In Warsaw and Vilnius, Biden will affirm the U.S. commitment to defending its NATO allies, which includes Poland and the three Baltic states but not Ukraine. A senior administration official said the vice president will discuss ways to strengthen the alliance so NATO emerges even stronger from the crisis, and will echo Obama by insisting that if Russia continues to flout international law, the costs will only increase.
Biden will also discuss what additional steps the U.S. can take to shore up security for Poland and the Baltics, such as increased training, said the official, who wasn't authorized to comment by name and demanded anonymity. At Warsaw's request, the U.S. last week sent some 300 air troops and a dozen F-16 fighters to Poland for joint training in a show of military support for a key ally.
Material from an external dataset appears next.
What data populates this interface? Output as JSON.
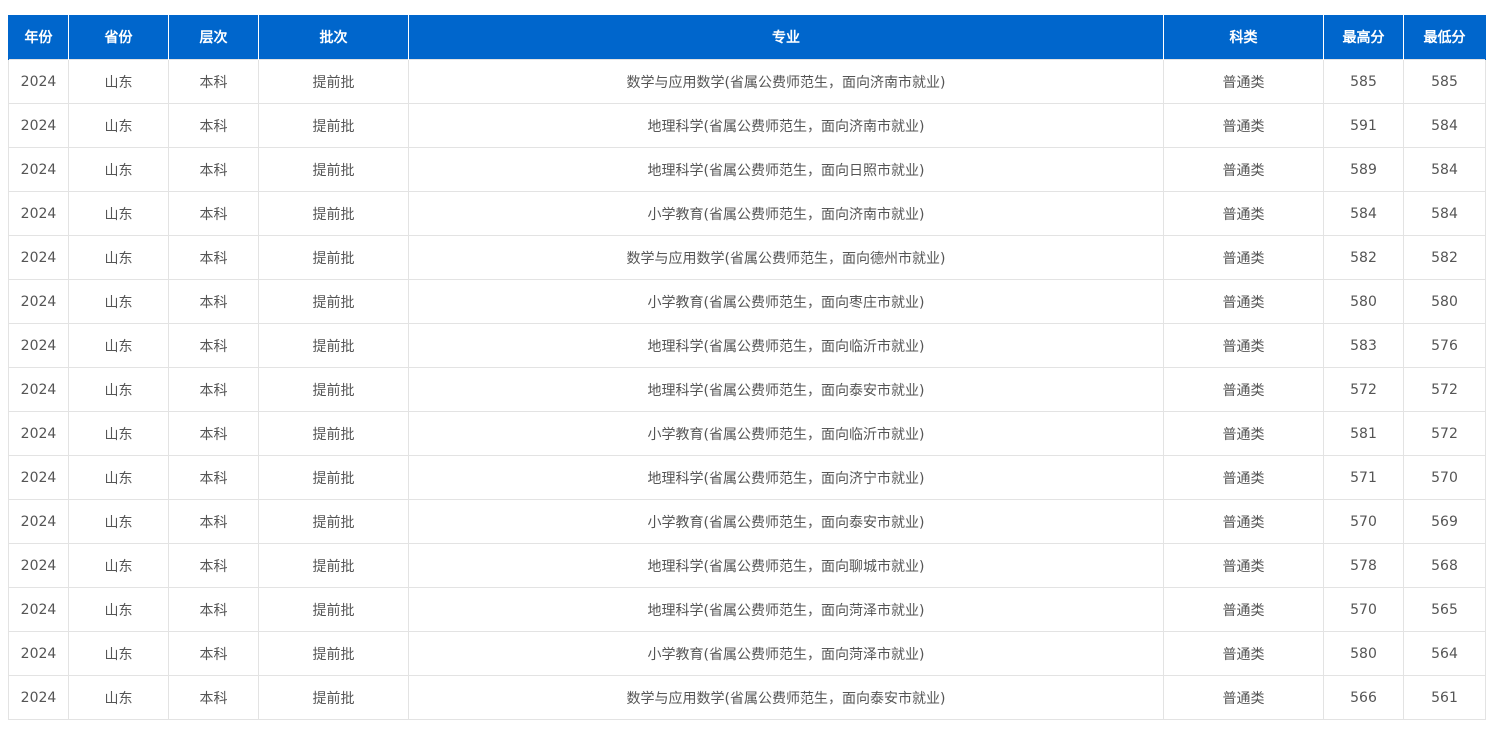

Also on the agenda: long-term energy security in Europe, a key factor that has confounded the West's attempts to display a united front in punishing Russia. Much of Europe is heavily dependent on Russian natural gas, and European countries have major economic interests in Russia that could be in jeopardy if Moscow retaliates with sanctions of its own.
Biden plans to address energy diversification within Europe, but will also discuss how the U.S. can help, said the official, declining to offer more details
Republican lawmakers and a handful of European countries, including Poland, have urged the White House to accelerate approval of U.S. natural gas exports to help Europe wean itself off its dependence on Russia. The White House has insisted that would take too long to help the current crisis and says Russia is too dependent on gas revenues to cut off supplies to Europe.
One option that doesn't appear to be on the table: rethinking the U.S. posture on missile defense in the region. Poland is still bruised from Obama's 2009 decision to cancel the final phase of a defense system sorely desired by Poland as a hedge against Russian missiles. The official said Biden will reassure Poland that the smaller, phased-in system Obama chose instead is on schedule, but won't be discussing potential changes.